Fils de producteur, Ripstein a d'abord fait quelques incartades commerciales avant de se tourner vers le cinéma d'auteur. Depuis, ses histoires ne sont pas là pour faire rêver la ménagère. « Las razones del corazon » (« Les raisons du cœur », ndlr), son dernier film a été présenté en avant-première au festival des RHL. Le pitch ? Émilia (Arcelia Ramirez) , mère de famille dépressive, préfère harceler son amant plutôt que de s'occuper de sa famille. Le jour où elle se fait plaquer, elle découvre que son amoureux a dilapidé tout son argent. Ses biens vont être saisis. Désespérée, elle erre dans son appartement crasseux. Le suicide devient l'échappatoire.
« L'ennemi à vaincre c'est le public »
Ambiance oppressante en noir et blanc. Libre au spectateur d'apprécier l'œuvre. Libre... S'il arrive à la visionner. Aucun distributeur français ne s'est encore manifesté. C'est la crise pour tout le monde. « La faute à l'avarice de ceux qui injectent l'argent dans les films », vilipende le réalisateur. « Le succès dépend avant tout du public », coupe Paz Alicia Garciadelo, sa femme et co-scénariste, « c'est l'ennemi à vaincre. Le ticket c'est le droit de vote et ils devraient donc être intelligents. »
« Pas besoin d'être malade pour parler de la maladie »

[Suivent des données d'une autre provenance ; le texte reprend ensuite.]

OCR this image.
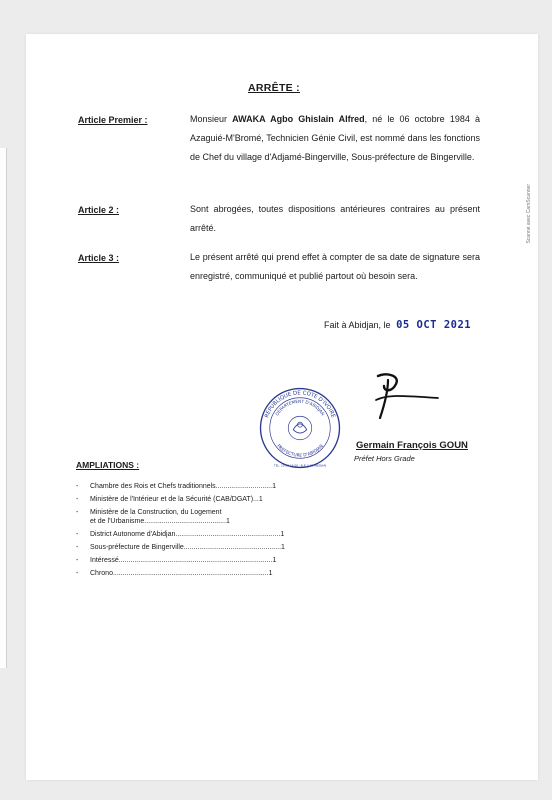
Scanné avec CamScanner
ARRÊTE :
Article Premier :	Monsieur AWAKA Agbo Ghislain Alfred, né le 06 octobre 1984 à Azaguié-M'Bromé, Technicien Génie Civil, est nommé dans les fonctions de Chef du village d'Adjamé-Bingerville, Sous-préfecture de Bingerville.
Article 2 :	Sont abrogées, toutes dispositions antérieures contraires au présent arrêté.
Article 3 :	Le présent arrêté qui prend effet à compter de sa date de signature sera enregistré, communiqué et publié partout où besoin sera.
Fait à Abidjan, le 05 OCT 2021
REPUBLIQUE DE COTE D'IVOIRE
DEPARTEMENT D'ABIDJAN
PREFECTURE D'ABIDJAN
TEL. 20 22 14 00 - B.P. V 85 ABIDJAN
Germain François GOUN
Préfet Hors Grade
AMPLIATIONS :
- Chambre des Rois et Chefs traditionnels.............................1
- Ministère de l'Intérieur et de la Sécurité (CAB/DGAT)...1
- Ministère de la Construction, du Logement
et de l'Urbanisme..........................................1
- District Autonome d'Abidjan......................................................1
- Sous-préfecture de Bingerville..................................................1
- Intéressé...............................................................................1
- Chrono................................................................................1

Paz se montre exigeante, comme le cinéma de son mari. Solitude, enfermement et amour fou : trois notions décortiquées dans chacune de ses œuvres. « Pas besoin d'être malade pour parler de la maladie » prévient Arturo. Façon de rappeler qu'il est sain d'esprit. Plus exactement, sain d'esprit parce qu'il filme : « J'éprouve une certaine rancune envers la réalité. Elle me fait peur et se répercute sur mes rêves. Comment se réveiller tous les jours lorsque l'on fait des rêves aussi fous ? Filmer, c'est comme se réveiller d'un cauchemar. »
Ripstein confesse, effectivement, ses délires d'amants meurtriers, de prostituées jalouses et de fanatiques religieux. Ses personnages sont des misérables. « Examiner l'idée de folie dans un laboratoire c'est formidable », commente-t-il. « Prenez l'amour fou. C'est bref et intense. Il peut seulement se domestiquer par un mariage. Sinon, on meurt », poursuit celui qui barricade chacune de ses angoisses sur un format d'environ deux heures.
« Quand on filme, on ne montre pas de passeport »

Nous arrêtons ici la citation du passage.